Cross training is also an extremely valuable concept, even though it is more difficult to pull off during the peak production months when units per hour must be maximized. However, in the long run it can pay valuable rewards. If one department is suddenly hit hard with absences, the production manager can pull people from other departments who have been cross trained for that department and can therefore help keep production rate and quality standards on track until the missing people come back or are replaced. Cross training is more easily achieved during the off peak months, but when sales and production quotas start heating up late fall, it can pay huge dividends.

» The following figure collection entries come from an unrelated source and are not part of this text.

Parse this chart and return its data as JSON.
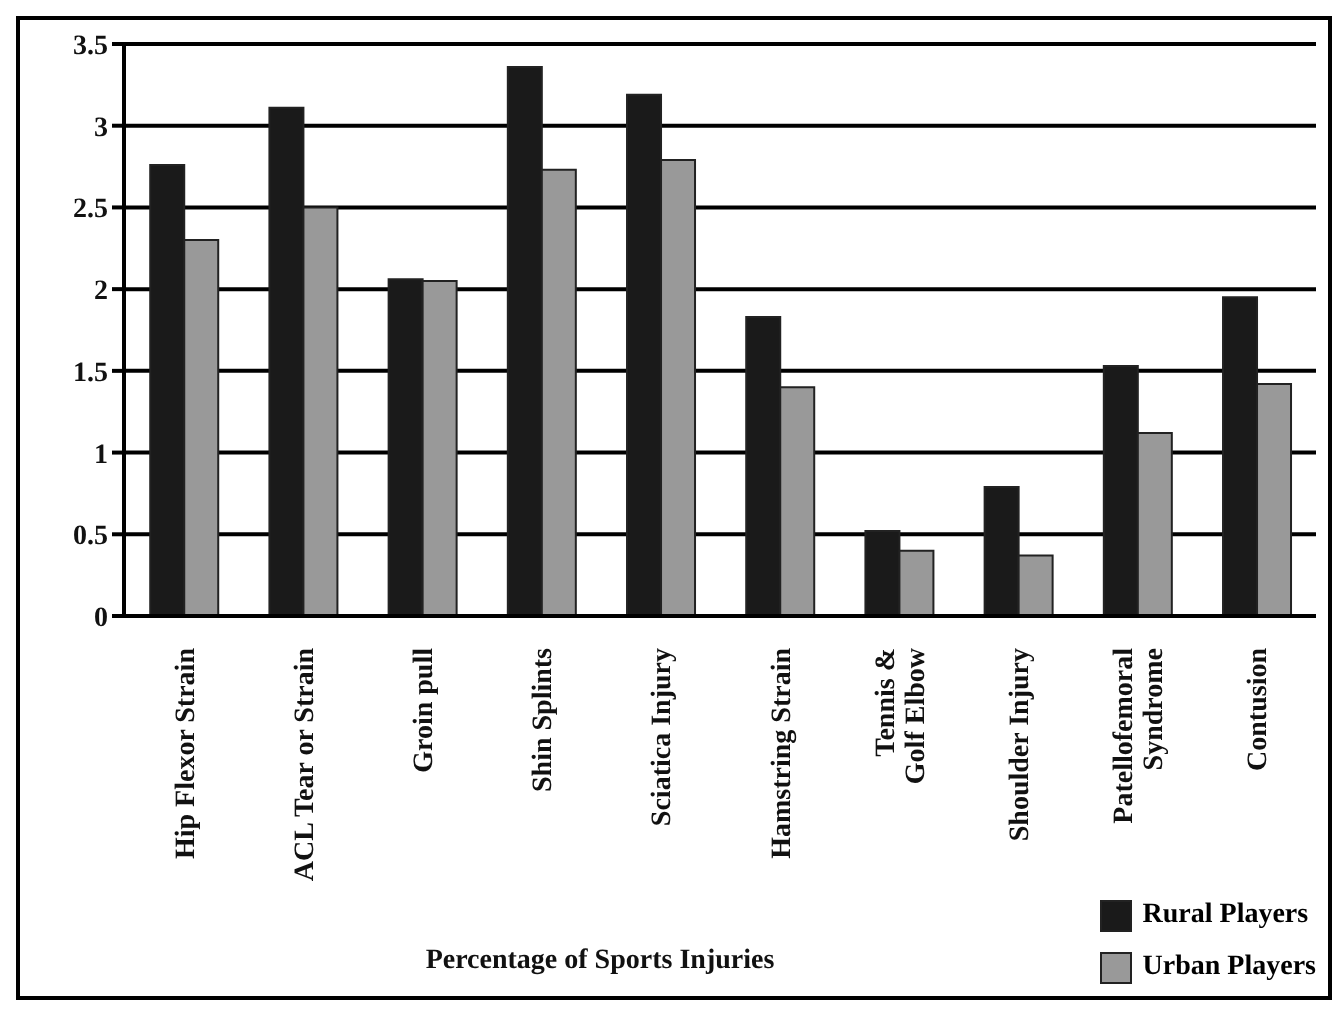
{
  "chart_data": {
    "type": "bar",
    "xlabel": "Percentage of Sports Injuries",
    "categories": [
      "Hip Flexor Strain",
      "ACL Tear or Strain",
      "Groin pull",
      "Shin Splints",
      "Sciatica Injury",
      "Hamstring Strain",
      "Tennis &\nGolf Elbow",
      "Shoulder Injury",
      "Patellofemoral\nSyndrome",
      "Contusion"
    ],
    "series": [
      {
        "name": "Rural Players",
        "color": "#1a1a1a",
        "values": [
          2.76,
          3.11,
          2.06,
          3.36,
          3.19,
          1.83,
          0.52,
          0.79,
          1.53,
          1.95
        ]
      },
      {
        "name": "Urban Players",
        "color": "#999999",
        "values": [
          2.3,
          2.5,
          2.05,
          2.73,
          2.79,
          1.4,
          0.4,
          0.37,
          1.12,
          1.42
        ]
      }
    ],
    "ylim": [
      0,
      3.5
    ],
    "yticks": [
      0,
      0.5,
      1,
      1.5,
      2,
      2.5,
      3,
      3.5
    ],
    "grid": "y",
    "legend": "bottom right"
  }
}
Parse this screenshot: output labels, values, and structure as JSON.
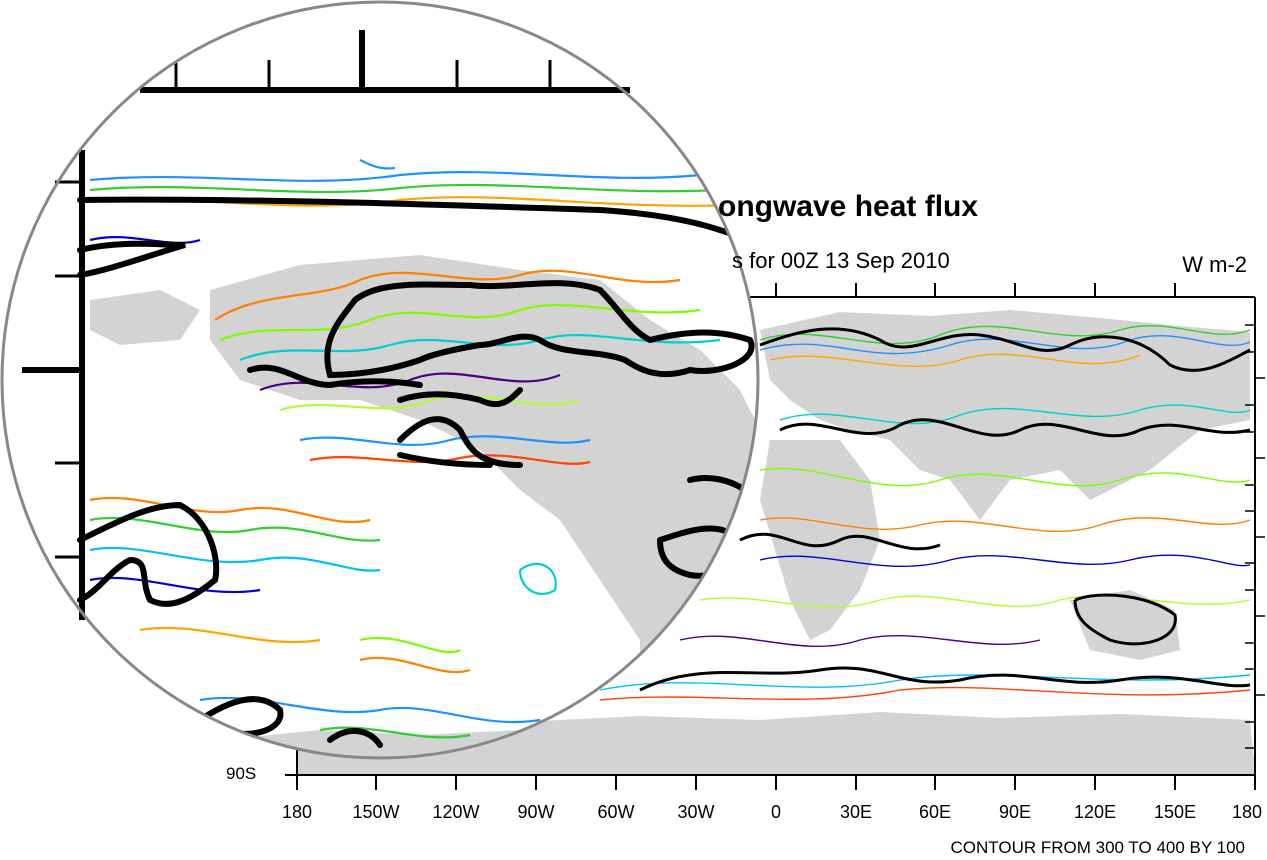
{
  "title_visible": "ongwave heat flux",
  "subtitle_visible": "s for 00Z 13 Sep 2010",
  "units": "W m-2",
  "lat_label": "90S",
  "x_ticks": [
    "180",
    "150W",
    "120W",
    "90W",
    "60W",
    "30W",
    "0",
    "30E",
    "60E",
    "90E",
    "120E",
    "150E",
    "180"
  ],
  "footer": "CONTOUR FROM 300 TO 400 BY 100",
  "colors": {
    "land": "#d3d3d3",
    "heavy_contour": "#000000",
    "contour_palette": [
      "#0000cd",
      "#1e90ff",
      "#00bfff",
      "#00ced1",
      "#32cd32",
      "#7cfc00",
      "#adff2f",
      "#ffff00",
      "#ffa500",
      "#ff7f00",
      "#ff4500",
      "#4b0082"
    ]
  }
}
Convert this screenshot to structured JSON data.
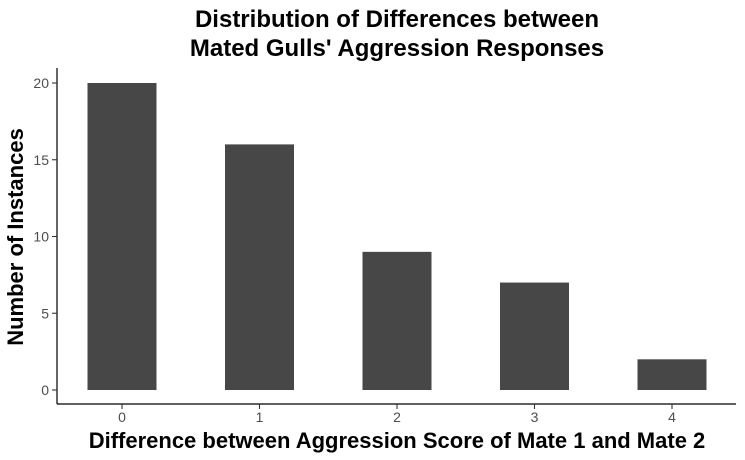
{
  "chart_data": {
    "type": "bar",
    "title": "Distribution of Differences between Mated Gulls' Aggression Responses",
    "title_lines": [
      "Distribution of Differences between",
      "Mated Gulls' Aggression Responses"
    ],
    "xlabel": "Difference between Aggression Score of Mate 1 and Mate 2",
    "ylabel": "Number of Instances",
    "categories": [
      "0",
      "1",
      "2",
      "3",
      "4"
    ],
    "values": [
      20,
      16,
      9,
      7,
      2
    ],
    "ylim": [
      0,
      21
    ],
    "yticks": [
      0,
      5,
      10,
      15,
      20
    ],
    "grid": false,
    "legend": "none",
    "bar_color": "#474747",
    "axis_color": "#000000",
    "tick_label_color": "#4d4d4d"
  }
}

Door and window plants present very challenging production environments. This is compounded by the fact that this is an extremely competitive industry, which tends to keep starting wage rates on the low end of the spectrum. However, by designating a highly skilled person with great people skills as a full-time production trainer, door and window companies can maintain and develop a highly skilled production team capable of supporting the sales team with high quality, cost-effective solutions for the company’s customer base. As one production manager put it, “It’s our people that make this company a winner!”